Move Your Thumbs to Prevent Dementia and Stabilize Blood Pressure

Exercising your thumbs can help prevent dementia (Image: Screenshot from Good Morning Health video)
Exercising your thumbs can help prevent dementia (Image: Screenshot from Good Morning Health video)

According to the Alzheimer’s Association (ALZ.org), dementia is not a specific disease. It’s an overall term that describes a wide range of symptoms associated with a decline in memory or other thinking skills severe enough to reduce a person’s ability to perform everyday activities. Alzheimer’s disease accounts for 60 to 80 percent of cases. Vascular dementia, which occurs after a stroke, is the second most common type of dementia.

Memory loss and other symptoms of dementia

While symptoms of dementia can vary greatly, at least two of the following core mental functions must be significantly impaired for the condition to be considered dementia:

  • Memory
  • Communication and language
  • Ability to focus and pay attention
  • Reasoning and judgment
  • Visual perception

People with dementia may have problems with short-term memory, keeping track of a purse or wallet, paying bills, planning and preparing meals, remembering appointments, or traveling out of the neighborhood.

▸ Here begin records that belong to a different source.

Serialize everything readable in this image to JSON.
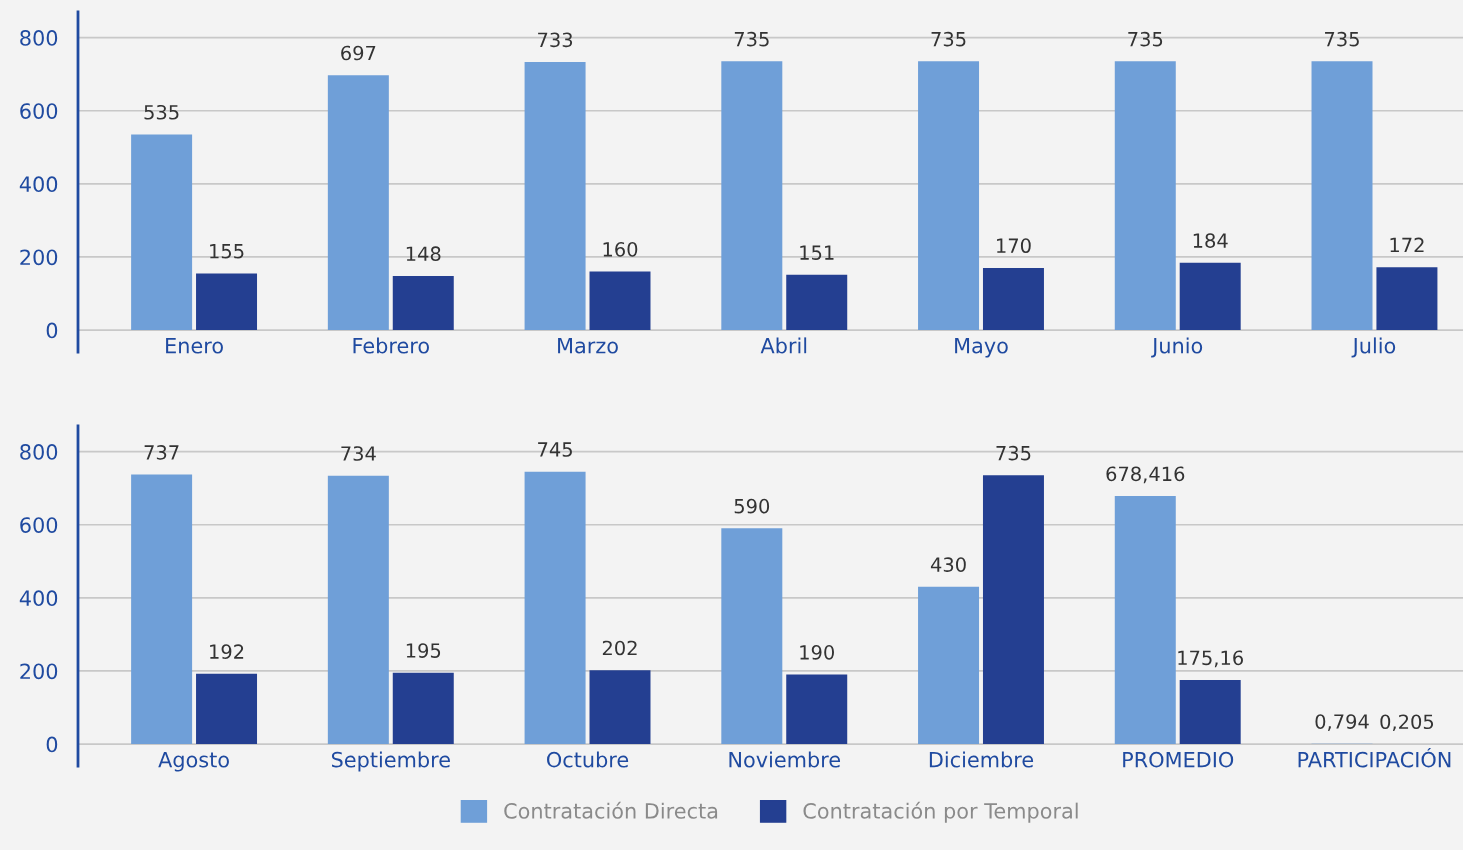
{
  "chart_data": [
    {
      "type": "bar",
      "categories": [
        "Enero",
        "Febrero",
        "Marzo",
        "Abril",
        "Mayo",
        "Junio",
        "Julio"
      ],
      "series": [
        {
          "color": "#6f9fd8",
          "values": [
            535,
            697,
            733,
            735,
            735,
            735,
            735
          ],
          "value_labels": [
            "535",
            "697",
            "733",
            "735",
            "735",
            "735",
            "735"
          ]
        },
        {
          "color": "#243f91",
          "values": [
            155,
            148,
            160,
            151,
            170,
            184,
            172
          ],
          "value_labels": [
            "155",
            "148",
            "160",
            "151",
            "170",
            "184",
            "172"
          ]
        }
      ],
      "ylim": [
        -60,
        870
      ],
      "yticks": [
        0,
        200,
        400,
        600,
        800
      ],
      "grid": "y",
      "legend": false
    },
    {
      "type": "bar",
      "categories": [
        "Agosto",
        "Septiembre",
        "Octubre",
        "Noviembre",
        "Diciembre",
        "PROMEDIO",
        "PARTICIPACIÓN"
      ],
      "series": [
        {
          "name": "Contratación Directa",
          "color": "#6f9fd8",
          "values": [
            737,
            734,
            745,
            590,
            430,
            678.416,
            0.794
          ],
          "value_labels": [
            "737",
            "734",
            "745",
            "590",
            "430",
            "678,416",
            "0,794"
          ]
        },
        {
          "name": "Contratación por Temporal",
          "color": "#243f91",
          "values": [
            192,
            195,
            202,
            190,
            735,
            175.16,
            0.205
          ],
          "value_labels": [
            "192",
            "195",
            "202",
            "190",
            "735",
            "175,16",
            "0,205"
          ]
        }
      ],
      "ylim": [
        -60,
        870
      ],
      "yticks": [
        0,
        200,
        400,
        600,
        800
      ],
      "grid": "y",
      "legend": "bottom"
    }
  ]
}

Many dementias are progressive, meaning, that the symptoms start out slowly and get gradually worse.

According to the Alzheimer’s Disease International (ADI), there were 36 million people suffering from dementia in 2010, which will triple to 115 million in 2050.

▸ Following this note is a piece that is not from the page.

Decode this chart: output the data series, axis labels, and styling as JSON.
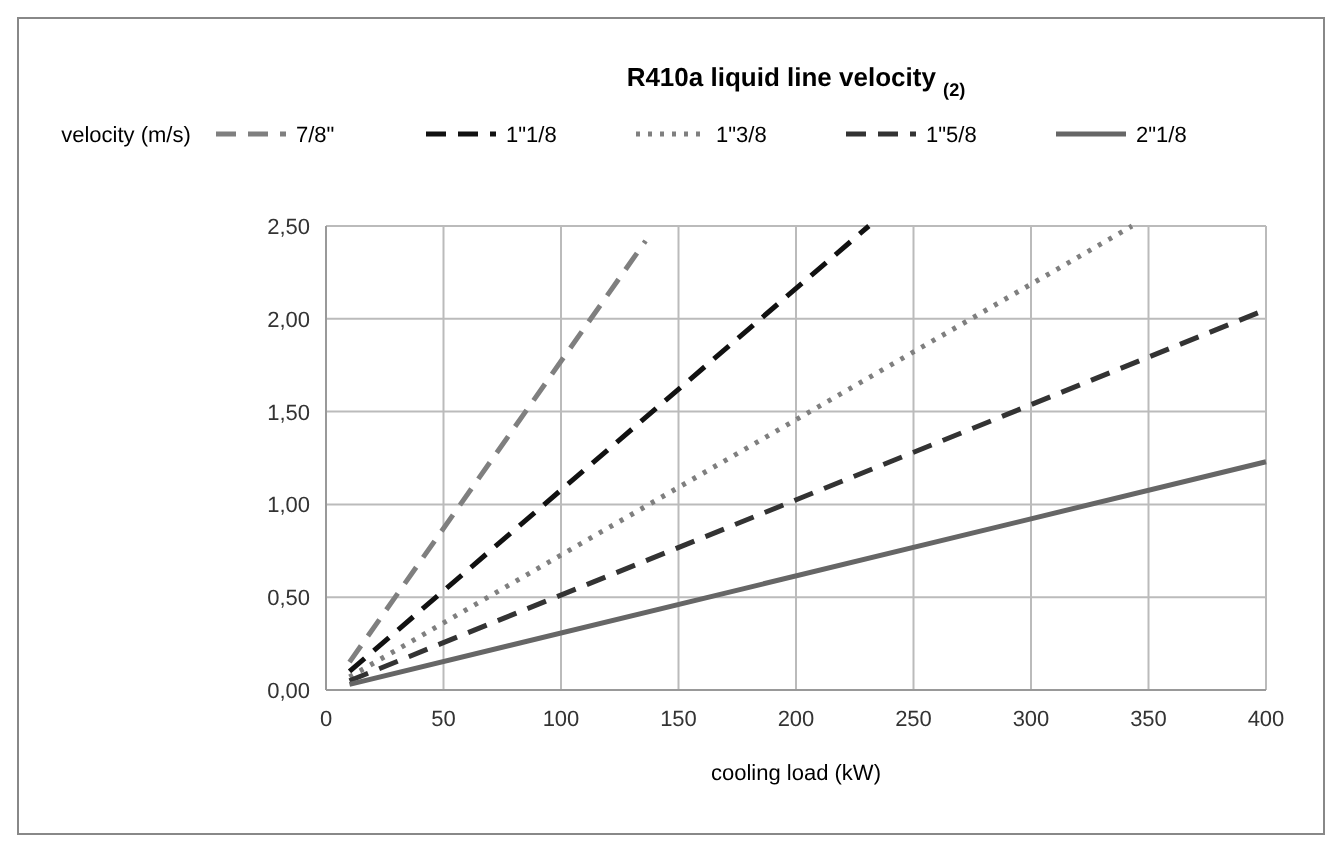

Dementia is an important issue because it will seriously damage your quality of life and bring huge burdens to your family. The disease usually lasts for 5-10 years or even 25 years on rare occasions.

The thumb is very important in daily life. We use it to hold, push, pinch, and turn everyday items. Movements of the hand, especially those of the thumb, will stimulate the brain in many areas. Dr. Hasegawa Katsuya, a specialist in dementia, pointed out that you can stimulate the brain by moving your thumbs in a way that can increase the blood flow to the brain by 1.5 fold and prevent dementia, boost memory, and help keep your blood pressure steady.

How to exercise the thumb

According to the website of “Good Morning Health,” you can do thumb exercises this way:

  1. Sit on a chair, open both hands, and keep them flat like a piece of cloth.
  2. Clench both fists with only the right thumb pointing out (hide the left thumb in the fist).
  3. Open the fists and keep them flat like a piece of cloth.

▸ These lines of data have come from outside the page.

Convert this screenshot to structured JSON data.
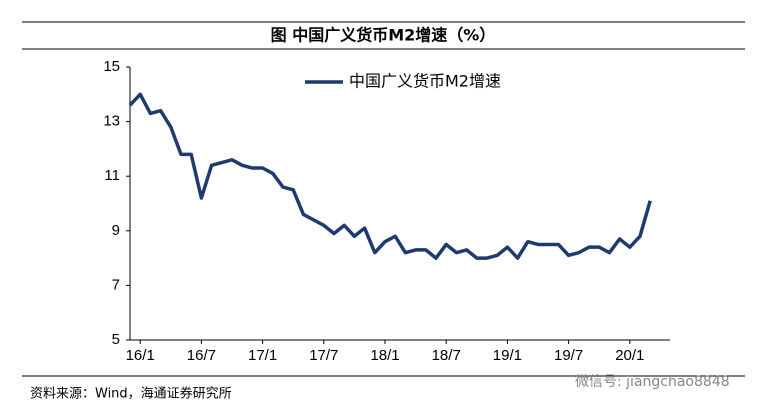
{
  "chart_data": {
    "type": "line",
    "title": "图  中国广义货币M2增速（%）",
    "source": "资料来源：Wind，海通证券研究所",
    "watermark": "微信号: jiangchao8848",
    "categories": [
      null,
      "16/1",
      null,
      null,
      null,
      null,
      null,
      "16/7",
      null,
      null,
      null,
      null,
      null,
      "17/1",
      null,
      null,
      null,
      null,
      null,
      "17/7",
      null,
      null,
      null,
      null,
      null,
      "18/1",
      null,
      null,
      null,
      null,
      null,
      "18/7",
      null,
      null,
      null,
      null,
      null,
      "19/1",
      null,
      null,
      null,
      null,
      null,
      "19/7",
      null,
      null,
      null,
      null,
      null,
      "20/1",
      null,
      null
    ],
    "series": [
      {
        "name": "中国广义货币M2增速",
        "color": "#1f3a6e",
        "values": [
          13.6,
          14.0,
          13.3,
          13.4,
          12.8,
          11.8,
          11.8,
          10.2,
          11.4,
          11.5,
          11.6,
          11.4,
          11.3,
          11.3,
          11.1,
          10.6,
          10.5,
          9.6,
          9.4,
          9.2,
          8.9,
          9.2,
          8.8,
          9.1,
          8.2,
          8.6,
          8.8,
          8.2,
          8.3,
          8.3,
          8.0,
          8.5,
          8.2,
          8.3,
          8.0,
          8.0,
          8.1,
          8.4,
          8.0,
          8.6,
          8.5,
          8.5,
          8.5,
          8.1,
          8.2,
          8.4,
          8.4,
          8.2,
          8.7,
          8.4,
          8.8,
          10.1
        ]
      }
    ],
    "ylim": [
      5,
      15
    ],
    "yticks": [
      5,
      7,
      9,
      11,
      13,
      15
    ],
    "legend": "top"
  }
}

(Do the previous movements alternatively with both hands)

  1. Clench both fists with only the left thumb pointing out.
  2. Open the fists like they were a piece of cloth.
  3. Do the exercise 5 times on each side to make a session. Four sessions a day can effectively prevent dementia.

 

Multiple approaches to prevent dementia

Dr. Henry Brodaty, ex-chairman of Alzheimer’s Disease International, stressed that important ways to prevent dementia include avoiding physical impact to the head, increasing interactions with other people, regular exercise, regular mental activities, and appropriate diet. The following conceptions are important to understand dementia correctly:

  1. Prevention has to be carried out in multiple ways.
  2. Prevention is meant to decrease or delay the occurrence of dementia, but not to cure it.
  3. Multiple approaches to prevent dementia can also decrease the risks of cardiovascular diseases and vascular dementia.